Personal Journeys: Two Tales of Recovery in the Canary Islands

Written By Unknown on Minggu, 21 Juli 2013 | 17.35

James Rajotte for The New York Times

A view of the island of Tenerife from a portion of the fire-damaged Parque Nacional de Garajonay.

The Parque Nacional de Garajonay on the Canary Island of La Gomera offers many things: dozens of hikes to suit everyone's ability level, dazzling views of the island's dry canyons, cascading terraces of banana trees, and misty laurel forests.

But I was in search of something else. I had read — and seen photos — of the burned forests on La Gomera from last summer. Fires, caused by arson, had swarmed across the island, charring roughly a fifth of the park and causing close to $90 million worth of damage to this Unesco World Heritage site. Was there a trail that would lead me through that? I asked a guide at the visitors' center on a trip there over the winter.

"You should know that no one died in the fires, which is a miracle," she quickly told me. "It's sad, but there's also a lot of new growth. It's just that it's slow." And with that, she pointed me in the right direction.

I didn't tell her why I wanted see the blackened hillsides and skeletal trees. A circuitous route had led me to the visitors' center, much like the one I'd later follow on a hike that wove through acres of startling devastation. And yet on that hike I also saw distinct beauty, small bursts of green pine and gray laurel here and there, an unmistakable — indeed heartening — herald that renewal and recovery were indeed possible.

Two months earlier, I had sat across from my radiologist as he described the seven weeks of treatment that I would have to undergo for my early-stage breast cancer. He warned me of the possible side effects, and asked me if I wanted to be written out sick from my job at a medical research society for the duration of the treatment.

As an American who has lived and worked in Germany since 2000, I've grown somewhat familiar with the ample health care benefits there. But seven weeks off — in addition to the six that had been offered following the lumpectomy to remove the tumor — sounded overly generous to me. I didn't take the doctor up on his offer. I had recovered quickly from surgery, was back at work a day afterward, and while I had some mild swelling and redness from the radiation, I had none of the dreaded fatigue the doctors kept warning me about.

After radiation, however, my radiologist suggested an extended (up to six weeks) recovery retreat, or Kur, as the Germans call it. Alternately translated into "cure" or "regimen," a Kur may be spent in the Alps or at the Baltic Sea, and is paid for by both public and private insurers. A staple of German health care, the Kur dates from the reign of Otto von Bismark, who established it as part of his extensive social welfare reforms in the 1880s. Germans — employers and employees alike — remain proud of the tradition, recognizing it as essential to one's recovery from serious illness.

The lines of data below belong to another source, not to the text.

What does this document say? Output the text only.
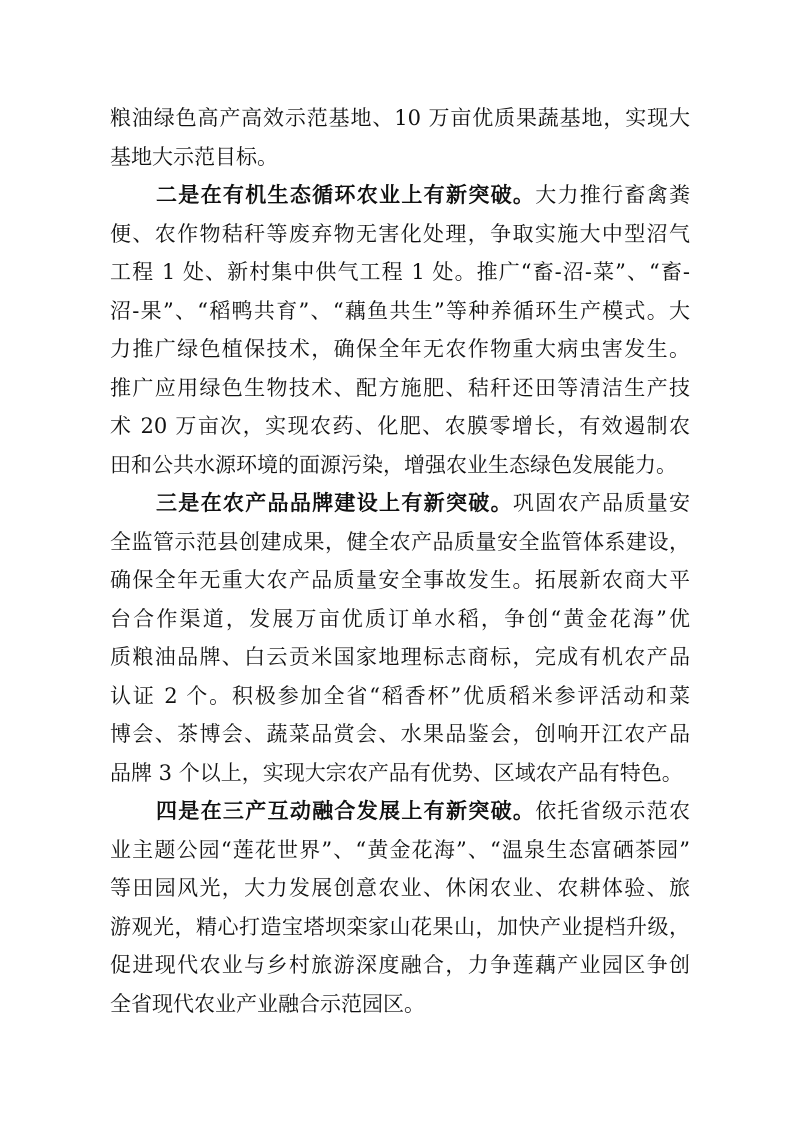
粮油绿色高产高效示范基地、10 万亩优质果蔬基地，实现大
基地大示范目标。
二是在有机生态循环农业上有新突破。大力推行畜禽粪
便、农作物秸秆等废弃物无害化处理，争取实施大中型沼气
工程 1 处、新村集中供气工程 1 处。推广“畜-沼-菜”、“畜-
沼-果”、“稻鸭共育”、“藕鱼共生”等种养循环生产模式。大
力推广绿色植保技术，确保全年无农作物重大病虫害发生。
推广应用绿色生物技术、配方施肥、秸秆还田等清洁生产技
术 20 万亩次，实现农药、化肥、农膜零增长，有效遏制农
田和公共水源环境的面源污染，增强农业生态绿色发展能力。
三是在农产品品牌建设上有新突破。巩固农产品质量安
全监管示范县创建成果，健全农产品质量安全监管体系建设，
确保全年无重大农产品质量安全事故发生。拓展新农商大平
台合作渠道，发展万亩优质订单水稻，争创“黄金花海”优
质粮油品牌、白云贡米国家地理标志商标，完成有机农产品
认证 2 个。积极参加全省“稻香杯”优质稻米参评活动和菜
博会、茶博会、蔬菜品赏会、水果品鉴会，创响开江农产品
品牌 3 个以上，实现大宗农产品有优势、区域农产品有特色。
四是在三产互动融合发展上有新突破。依托省级示范农
业主题公园“莲花世界”、“黄金花海”、“温泉生态富硒茶园”
等田园风光，大力发展创意农业、休闲农业、农耕体验、旅
游观光，精心打造宝塔坝栾家山花果山，加快产业提档升级，
促进现代农业与乡村旅游深度融合，力争莲藕产业园区争创
全省现代农业产业融合示范园区。
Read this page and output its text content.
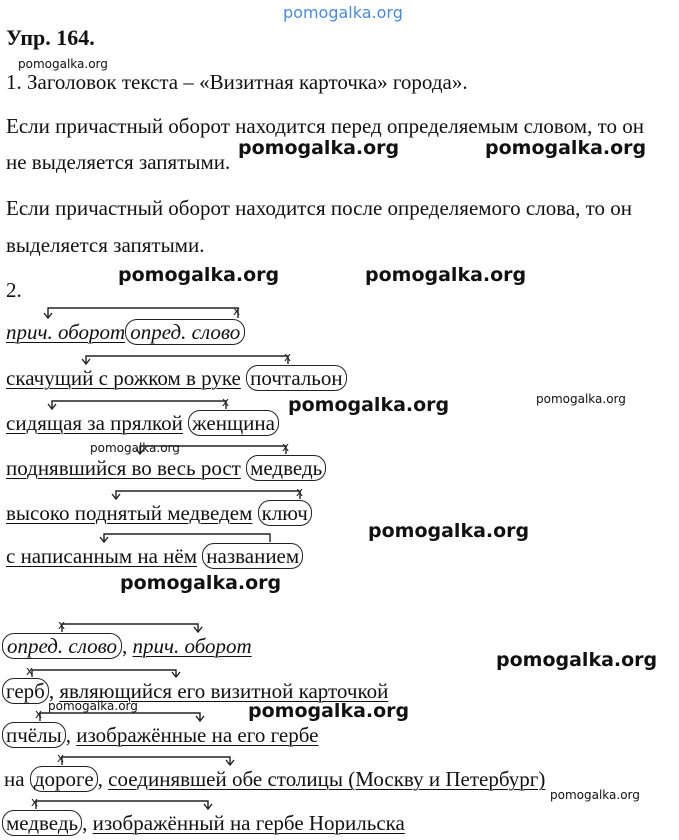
pomogalka.org
Упр. 164.
pomogalka.org
1. Заголовок текста – «Визитная карточка» города».
Если причастный оборот находится перед определяемым словом, то он
не выделяется запятыми.
pomogalka.org	pomogalka.org
Если причастный оборот находится после определяемого слова, то он
выделяется запятыми.
2.
pomogalka.org	pomogalka.org
прич. оборот опред. слово
скачущий с рожком в руке почтальон
сидящая за прялкой женщина
pomogalka.org	pomogalka.org
pomogalka.org
поднявшийся во весь рост медведь
высоко поднятый медведем ключ
pomogalka.org
с написанным на нём названием
pomogalka.org
опред. слово , прич. оборот
pomogalka.org
герб , являющийся его визитной карточкой
pomogalka.org	pomogalka.org
пчёлы , изображённые на его гербе
на дороге , соединявшей обе столицы (Москву и Петербург)
pomogalka.org
медведь , изображённый на гербе Норильска
x
x
x
x
x
x
x
x
x
x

I had no frame of reference for a Kur, other than Thomas Mann's plodding "Magic Mountain," in which his characters are secluded at a Swiss sanitarium, take the waters at natural springs and kvetch ad nauseam over illness, death and fate as they recover from tuberculosis. None of this appealed to me, but as my radiation treatment was about to end, it was winter, the darkest in Germany since 1951; at the end of January, the German weather service announced that the country had all of six minutes of sunshine for the month. I eschewed the Kur, but I still needed out — a place in the sun, away from the ice and snow and dismal talk of fate.

I wanted a vacation. A travel agent friend suggested La Gomera, which seemed to satisfy my wish for quiet and warmth. I went online to find out more, and that's when I stumbled upon stories about last summer's fires, and horrific photos of scorched ravines.

La Gomera, I read, is not the most popular among the attractive Canary Islands, which beckon flocks of sun-seeking Northern Europeans in winter. The waves can be rough and the beaches are mostly rocky, but it's ideal for hiking. The fires I had read about were not the first on the island; La Gomera, I learned, has almost mystical powers of renewal and recovery, regularly rising from the ashes, defying blistering flames, not to be undone by adversity. The fires, however, were a bit of a conundrum, considering that much of the island's national park is a moist cover of dense foliage and jungle. But still it had happened, not unlike my diagnosis, I started to think, for I had had no known risk factors for the disease.